Pakistan: lo sforzo del governo per salvare i cooperanti ostaggio dei talebani
Il governo del Pakistan “condanna con forza il rapimento dei due cooperanti europei
dell’Ong ‘Welthungerhilfe’ che sono in mano ai Talebani. Il Paese è impegnato nella
lotta al terrorismo e farà del suo meglio per ottenerne il rilascio e la loro salvezza.

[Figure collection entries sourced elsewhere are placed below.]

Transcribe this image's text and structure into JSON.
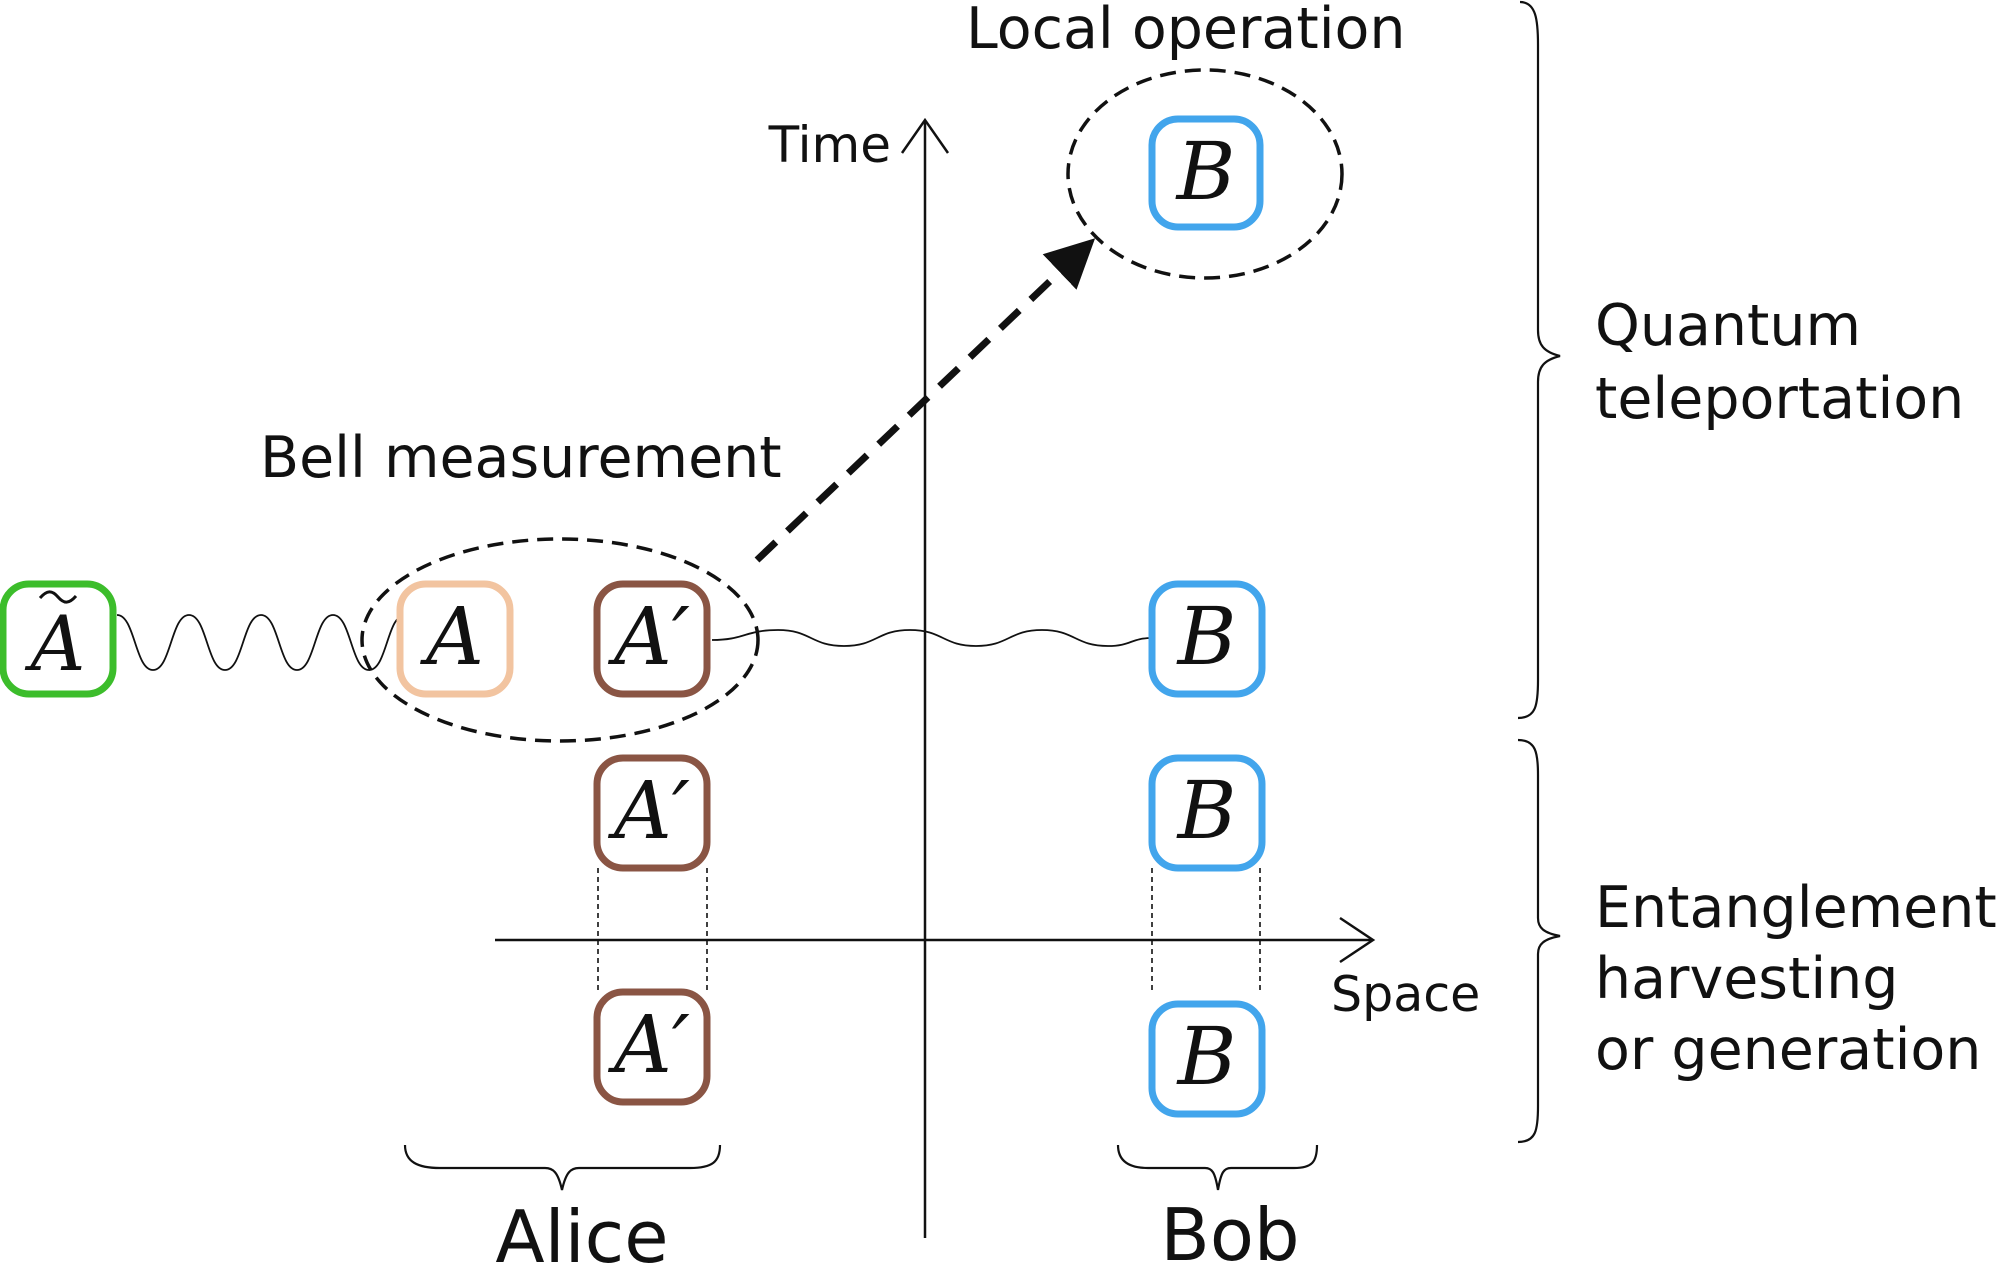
{
  "axes": {
    "time_label": "Time",
    "space_label": "Space"
  },
  "annotations": {
    "local_operation": "Local operation",
    "bell_measurement": "Bell measurement"
  },
  "groups": {
    "alice": "Alice",
    "bob": "Bob",
    "quantum_teleportation": [
      "Quantum",
      "teleportation"
    ],
    "entanglement": [
      "Entanglement",
      "harvesting",
      "or generation"
    ]
  },
  "systems": {
    "a_tilde": "A",
    "a": "A",
    "a_prime": "A′",
    "b": "B"
  },
  "colors": {
    "a_tilde": "#3cbd2b",
    "a": "#f2c4a0",
    "a_prime": "#8a5544",
    "b": "#42a5ec"
  }
}
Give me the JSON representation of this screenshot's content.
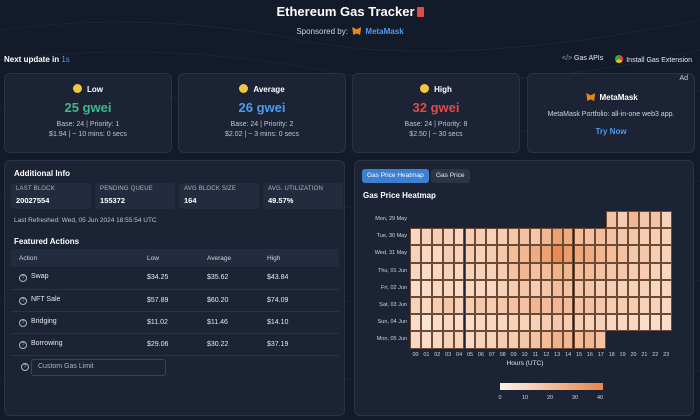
{
  "header": {
    "title": "Ethereum Gas Tracker",
    "sponsored_by": "Sponsored by:",
    "sponsor_name": "MetaMask"
  },
  "update": {
    "label": "Next update in",
    "value": "1s"
  },
  "top_links": {
    "gas_apis": "Gas APIs",
    "install": "Install Gas Extension"
  },
  "gas_cards": [
    {
      "label": "Low",
      "price": "25 gwei",
      "base_priority": "Base: 24 | Priority: 1",
      "cost_time": "$1.94 | ~ 10 mins: 0 secs",
      "color": "#3fb68b"
    },
    {
      "label": "Average",
      "price": "26 gwei",
      "base_priority": "Base: 24 | Priority: 2",
      "cost_time": "$2.02 | ~ 3 mins: 0 secs",
      "color": "#4b9cf0"
    },
    {
      "label": "High",
      "price": "32 gwei",
      "base_priority": "Base: 24 | Priority: 8",
      "cost_time": "$2.50 | ~ 30 secs",
      "color": "#e04c4c"
    }
  ],
  "ad": {
    "tag": "Ad",
    "name": "MetaMask",
    "desc": "MetaMask Portfolio: all-in-one web3 app.",
    "cta": "Try Now"
  },
  "additional_info": {
    "title": "Additional Info",
    "stats": [
      {
        "label": "LAST BLOCK",
        "value": "20027554"
      },
      {
        "label": "PENDING QUEUE",
        "value": "155372"
      },
      {
        "label": "AVG BLOCK SIZE",
        "value": "164"
      },
      {
        "label": "AVG. UTILIZATION",
        "value": "49.57%"
      }
    ],
    "refreshed": "Last Refreshed: Wed, 05 Jun 2024 18:55:54 UTC"
  },
  "featured": {
    "title": "Featured Actions",
    "columns": [
      "Action",
      "Low",
      "Average",
      "High"
    ],
    "rows": [
      {
        "action": "Swap",
        "low": "$34.25",
        "avg": "$35.62",
        "high": "$43.84"
      },
      {
        "action": "NFT Sale",
        "low": "$57.89",
        "avg": "$60.20",
        "high": "$74.09"
      },
      {
        "action": "Bridging",
        "low": "$11.02",
        "avg": "$11.46",
        "high": "$14.10"
      },
      {
        "action": "Borrowing",
        "low": "$29.06",
        "avg": "$30.22",
        "high": "$37.19"
      }
    ],
    "custom_placeholder": "Custom Gas Limit"
  },
  "tabs": {
    "heatmap": "Gas Price Heatmap",
    "gas_price": "Gas Price"
  },
  "chart_data": {
    "type": "heatmap",
    "title": "Gas Price Heatmap",
    "xlabel": "Hours (UTC)",
    "ylabel": "",
    "x": [
      "00",
      "01",
      "02",
      "03",
      "04",
      "05",
      "06",
      "07",
      "08",
      "09",
      "10",
      "11",
      "12",
      "13",
      "14",
      "15",
      "16",
      "17",
      "18",
      "19",
      "20",
      "21",
      "22",
      "23"
    ],
    "y": [
      "Mon, 29 May",
      "Tue, 30 May",
      "Wed, 31 May",
      "Thu, 01 Jun",
      "Fri, 02 Jun",
      "Sat, 03 Jun",
      "Sun, 04 Jun",
      "Mon, 05 Jun"
    ],
    "values": [
      [
        null,
        null,
        null,
        null,
        null,
        null,
        null,
        null,
        null,
        null,
        null,
        null,
        null,
        null,
        null,
        null,
        null,
        null,
        18,
        14,
        22,
        16,
        18,
        12
      ],
      [
        10,
        12,
        14,
        12,
        10,
        14,
        14,
        12,
        14,
        16,
        18,
        16,
        22,
        30,
        26,
        20,
        18,
        20,
        18,
        16,
        16,
        14,
        14,
        12
      ],
      [
        12,
        10,
        10,
        14,
        12,
        14,
        12,
        14,
        16,
        20,
        22,
        26,
        30,
        38,
        32,
        28,
        26,
        22,
        20,
        18,
        16,
        16,
        14,
        12
      ],
      [
        10,
        8,
        10,
        12,
        10,
        12,
        12,
        12,
        14,
        18,
        22,
        18,
        20,
        24,
        22,
        20,
        20,
        18,
        16,
        16,
        14,
        14,
        12,
        10
      ],
      [
        8,
        8,
        10,
        10,
        8,
        10,
        10,
        10,
        12,
        14,
        16,
        14,
        16,
        20,
        18,
        16,
        16,
        14,
        14,
        12,
        12,
        12,
        10,
        10
      ],
      [
        12,
        10,
        14,
        16,
        12,
        14,
        16,
        14,
        16,
        18,
        18,
        22,
        20,
        22,
        20,
        18,
        18,
        16,
        14,
        14,
        14,
        12,
        12,
        10
      ],
      [
        8,
        6,
        8,
        10,
        8,
        8,
        10,
        10,
        10,
        12,
        12,
        12,
        14,
        16,
        14,
        14,
        12,
        12,
        10,
        10,
        10,
        8,
        8,
        8
      ],
      [
        10,
        8,
        10,
        12,
        12,
        10,
        12,
        12,
        14,
        14,
        16,
        18,
        20,
        24,
        22,
        20,
        22,
        18,
        null,
        null,
        null,
        null,
        null,
        null
      ]
    ],
    "colorscale": {
      "min": 0,
      "max": 40,
      "ticks": [
        0,
        10,
        20,
        30,
        40
      ],
      "low_color": "#fdf3ea",
      "high_color": "#e8864a"
    }
  }
}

Come Ministero per l’Armonia, segnaleremo nuovamente il caso al Ministero degli Interni,
chiedendo il massimo sforzo”: è quanto dichiara all’agenzia Fides il cattolico Akram
Gill, Ministro di stato federale per l'Armonia e le minoranze religiose. I due operatori
umanitari occidentali rapiti a Multan a gennaio sono l’italiano Giovanni Lo Porto
e il tedesco Bernd Johannes. Attualmente sono prigionieri dell’organizzazione terrorista
del “Tehrik-e-Taliban Pakistan” (Ttp). Secondo informazioni filtrate dal gruppo, i
due stanno bene e, secondo gli osservatori, presto potrebbe arrivare una richiesta
di riscatto. In un colloquio con l’agenzia Fides Mehdi Hasan, membro del consiglio
direttivo dell’Ong “Human Rights Commission of Pakistan” (Hrcp) spiega: “I talebani
rapiscono gli operatori umanitari soprattutto perché temono l’opera di coscientizzazione
che le Ong compiono nel Paese. Si sentono minacciati dal lavoro sociale ma soprattutto
culturale: la loro capacità di influire sulla mentalità della gente, sulla stima che
possono generare verso la società civile, verso una idea di tutela dei diritti che
le Ong promuovono, questo lavoro può intaccare la loro ideologia estremista. Come
Ong siamo attenti a monitorare la situazione. Continuiamo a fare pressioni sul governo
perché aumenti lo standard del rispetto dei diritti umani e la protezione degli operatori
umanitari”. A dicembre scorso Zarteef Afridi, coordinatore della Hrcp nella provincia
di Khyber è stato ucciso per il suo impegno nel campo dei diritti umani. “Con rapimenti,
omicidi e intimidazioni, le Ong estere lasceranno il Paese e questo è quello che i
Talebani vogliono” conclude Hasan. Fra i recenti rapimenti operati da gruppi talebani,
si registrano, nel gennaio scorso, anche quelli di un operatore umanitario del Kenya
in Sindh e di un inglese della Croce Rossa a Quetta. (R.P.)